Echolot Nie wieder Dieter?
Die Hamburger Morgenpost lässt ihre Leser abstimmen: Soll über Dieter Bohlen weiterhin berichtet werden? Der Spiegel lässt leider nicht abstimmen und zeigt einmal mehr Paris Hilton. – Unsere Musikpresseschau
Dieter Bohlen, bekannt geworden als Schlagerlude von Modern Talking, macht seit Jahren mehr Schlagzeilen als Musik. Die
Welt
meldet jetzt: Dieter Bohlen stellt seine Neue vor" – und wieder ist es keine Platte. Soll das immer so weitergehen? Das fragte sich die
Hamburger Morgenpost
, ein schrumpfformatiges Boulevardblatt, und reichte die Frage durch an ihre Kunden. Die Leser durften im Internet abstimmen: Sollen wir weiter über die Possen des Schlagerproduzenten und seine 30 Jahre jüngeren Lebensabschnittsgefährtinnen berichten?"

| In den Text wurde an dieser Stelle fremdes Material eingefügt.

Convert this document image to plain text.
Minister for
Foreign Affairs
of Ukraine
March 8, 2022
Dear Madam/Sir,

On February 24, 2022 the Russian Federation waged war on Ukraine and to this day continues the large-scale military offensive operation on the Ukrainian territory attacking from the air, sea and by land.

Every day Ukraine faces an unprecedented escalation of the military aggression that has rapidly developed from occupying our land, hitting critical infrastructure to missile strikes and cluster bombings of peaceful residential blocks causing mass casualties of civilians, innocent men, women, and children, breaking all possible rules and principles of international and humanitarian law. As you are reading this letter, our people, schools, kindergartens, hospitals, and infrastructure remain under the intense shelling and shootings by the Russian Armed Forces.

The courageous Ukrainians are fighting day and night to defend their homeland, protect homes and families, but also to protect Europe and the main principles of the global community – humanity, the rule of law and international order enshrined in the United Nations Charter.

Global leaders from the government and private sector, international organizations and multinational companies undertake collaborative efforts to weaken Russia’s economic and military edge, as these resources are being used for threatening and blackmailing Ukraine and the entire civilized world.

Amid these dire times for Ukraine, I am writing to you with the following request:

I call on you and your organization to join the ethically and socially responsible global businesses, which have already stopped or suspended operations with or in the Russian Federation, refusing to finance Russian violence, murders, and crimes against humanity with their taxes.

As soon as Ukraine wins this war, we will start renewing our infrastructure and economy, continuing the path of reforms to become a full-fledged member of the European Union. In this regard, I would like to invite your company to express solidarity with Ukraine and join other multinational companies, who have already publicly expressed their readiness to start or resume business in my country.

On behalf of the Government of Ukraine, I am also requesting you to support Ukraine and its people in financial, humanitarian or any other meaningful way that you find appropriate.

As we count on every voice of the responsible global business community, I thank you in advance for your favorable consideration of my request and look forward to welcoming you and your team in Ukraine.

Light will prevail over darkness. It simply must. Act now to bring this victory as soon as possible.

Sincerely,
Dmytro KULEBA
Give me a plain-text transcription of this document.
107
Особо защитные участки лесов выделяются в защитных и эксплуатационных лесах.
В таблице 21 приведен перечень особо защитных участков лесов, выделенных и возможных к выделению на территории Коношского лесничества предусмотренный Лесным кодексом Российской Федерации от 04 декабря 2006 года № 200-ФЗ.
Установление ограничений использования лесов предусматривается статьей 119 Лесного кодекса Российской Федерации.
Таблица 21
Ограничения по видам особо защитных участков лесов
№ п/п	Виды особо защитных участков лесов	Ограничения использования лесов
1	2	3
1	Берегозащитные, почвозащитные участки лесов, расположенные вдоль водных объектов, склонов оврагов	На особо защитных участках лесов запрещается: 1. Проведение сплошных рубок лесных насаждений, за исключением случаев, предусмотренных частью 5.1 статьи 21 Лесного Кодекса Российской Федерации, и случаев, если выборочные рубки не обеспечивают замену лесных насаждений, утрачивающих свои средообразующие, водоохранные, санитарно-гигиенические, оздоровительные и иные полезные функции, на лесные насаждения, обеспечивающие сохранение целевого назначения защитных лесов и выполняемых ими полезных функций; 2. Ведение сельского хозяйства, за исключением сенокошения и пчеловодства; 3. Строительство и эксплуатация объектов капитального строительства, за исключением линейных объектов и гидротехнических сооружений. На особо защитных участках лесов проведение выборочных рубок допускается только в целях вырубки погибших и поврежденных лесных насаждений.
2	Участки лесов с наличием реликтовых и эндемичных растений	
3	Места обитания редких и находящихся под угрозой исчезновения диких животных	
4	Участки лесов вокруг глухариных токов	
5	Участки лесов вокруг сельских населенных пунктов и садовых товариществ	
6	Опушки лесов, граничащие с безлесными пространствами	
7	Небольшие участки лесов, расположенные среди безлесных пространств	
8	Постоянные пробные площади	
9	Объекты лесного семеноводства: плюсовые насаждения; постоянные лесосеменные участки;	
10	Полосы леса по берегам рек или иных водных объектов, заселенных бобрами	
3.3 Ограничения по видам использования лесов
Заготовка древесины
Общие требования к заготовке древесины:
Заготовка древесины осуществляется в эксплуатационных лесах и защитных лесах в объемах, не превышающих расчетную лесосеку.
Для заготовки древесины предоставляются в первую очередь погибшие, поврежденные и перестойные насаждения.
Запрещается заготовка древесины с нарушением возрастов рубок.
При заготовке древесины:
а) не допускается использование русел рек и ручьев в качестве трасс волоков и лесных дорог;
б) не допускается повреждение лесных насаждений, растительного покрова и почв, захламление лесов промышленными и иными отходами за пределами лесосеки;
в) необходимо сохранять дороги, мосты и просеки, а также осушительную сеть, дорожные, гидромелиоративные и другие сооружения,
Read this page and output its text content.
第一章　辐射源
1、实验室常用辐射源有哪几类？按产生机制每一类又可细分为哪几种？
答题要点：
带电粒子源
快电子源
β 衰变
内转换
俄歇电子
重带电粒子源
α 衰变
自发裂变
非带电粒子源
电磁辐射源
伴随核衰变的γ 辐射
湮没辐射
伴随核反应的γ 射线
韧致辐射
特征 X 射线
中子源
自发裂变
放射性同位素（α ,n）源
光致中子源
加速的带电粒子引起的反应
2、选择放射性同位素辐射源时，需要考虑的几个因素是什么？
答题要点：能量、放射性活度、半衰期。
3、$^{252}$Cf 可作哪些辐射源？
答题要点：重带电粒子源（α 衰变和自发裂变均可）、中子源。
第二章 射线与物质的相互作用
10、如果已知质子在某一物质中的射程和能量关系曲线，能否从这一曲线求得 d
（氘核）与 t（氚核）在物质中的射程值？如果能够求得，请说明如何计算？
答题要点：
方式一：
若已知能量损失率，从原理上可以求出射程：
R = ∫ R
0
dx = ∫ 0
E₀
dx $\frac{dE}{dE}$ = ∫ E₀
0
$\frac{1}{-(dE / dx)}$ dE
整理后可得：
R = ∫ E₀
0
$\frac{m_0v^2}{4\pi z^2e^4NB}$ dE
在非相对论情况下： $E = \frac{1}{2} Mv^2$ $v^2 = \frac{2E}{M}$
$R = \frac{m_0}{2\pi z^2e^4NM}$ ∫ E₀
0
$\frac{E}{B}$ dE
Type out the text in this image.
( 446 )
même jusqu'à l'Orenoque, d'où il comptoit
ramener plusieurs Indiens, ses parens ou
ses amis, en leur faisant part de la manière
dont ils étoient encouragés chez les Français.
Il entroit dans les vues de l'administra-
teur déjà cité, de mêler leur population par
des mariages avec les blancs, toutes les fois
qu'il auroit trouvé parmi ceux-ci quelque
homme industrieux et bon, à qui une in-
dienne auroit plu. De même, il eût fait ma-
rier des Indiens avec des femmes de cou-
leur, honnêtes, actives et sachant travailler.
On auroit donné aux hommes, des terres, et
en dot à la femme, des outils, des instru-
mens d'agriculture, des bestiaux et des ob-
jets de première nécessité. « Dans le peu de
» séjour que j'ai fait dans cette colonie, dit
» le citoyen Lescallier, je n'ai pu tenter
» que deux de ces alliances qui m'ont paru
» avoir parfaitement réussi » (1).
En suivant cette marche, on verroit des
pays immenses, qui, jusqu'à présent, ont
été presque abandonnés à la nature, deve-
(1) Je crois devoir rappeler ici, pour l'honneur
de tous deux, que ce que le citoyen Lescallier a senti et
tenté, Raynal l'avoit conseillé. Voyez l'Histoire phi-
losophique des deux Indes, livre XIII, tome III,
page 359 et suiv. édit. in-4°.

Das eindeutige Ergebnis nach zwei Tagen: 2000 zu 500 gegen weitere Berichterstattung. Nie wieder Dieter! Donnerwetter! Dafür hätte die Redaktion einen Boulevardpreis verdient!
Nie wieder Dieter? Kaum hat die Mopo das Ergebnis mitgeteilt (Bye-bye Bohlen!"), rudert sie schon zurück: Wirklich überraschende Nachrichten" aus dem Leben Bohlens müssten auch in Zukunft eingehend geprüft" werden. Sollte Bohlen sein Vermögen einem Frauenhaus spenden, will die Mopo nicht zurückstehen.
Wie peinlich! Das hätte man sich also alles sparen können. Der Spiegel ist da ehrlicher. Er fragt seine Leser nichts, sondern kommt einmal mehr mit dem, was er für Musik hält, diesmal mit Janet Jackson und den Geschwistern Hilton.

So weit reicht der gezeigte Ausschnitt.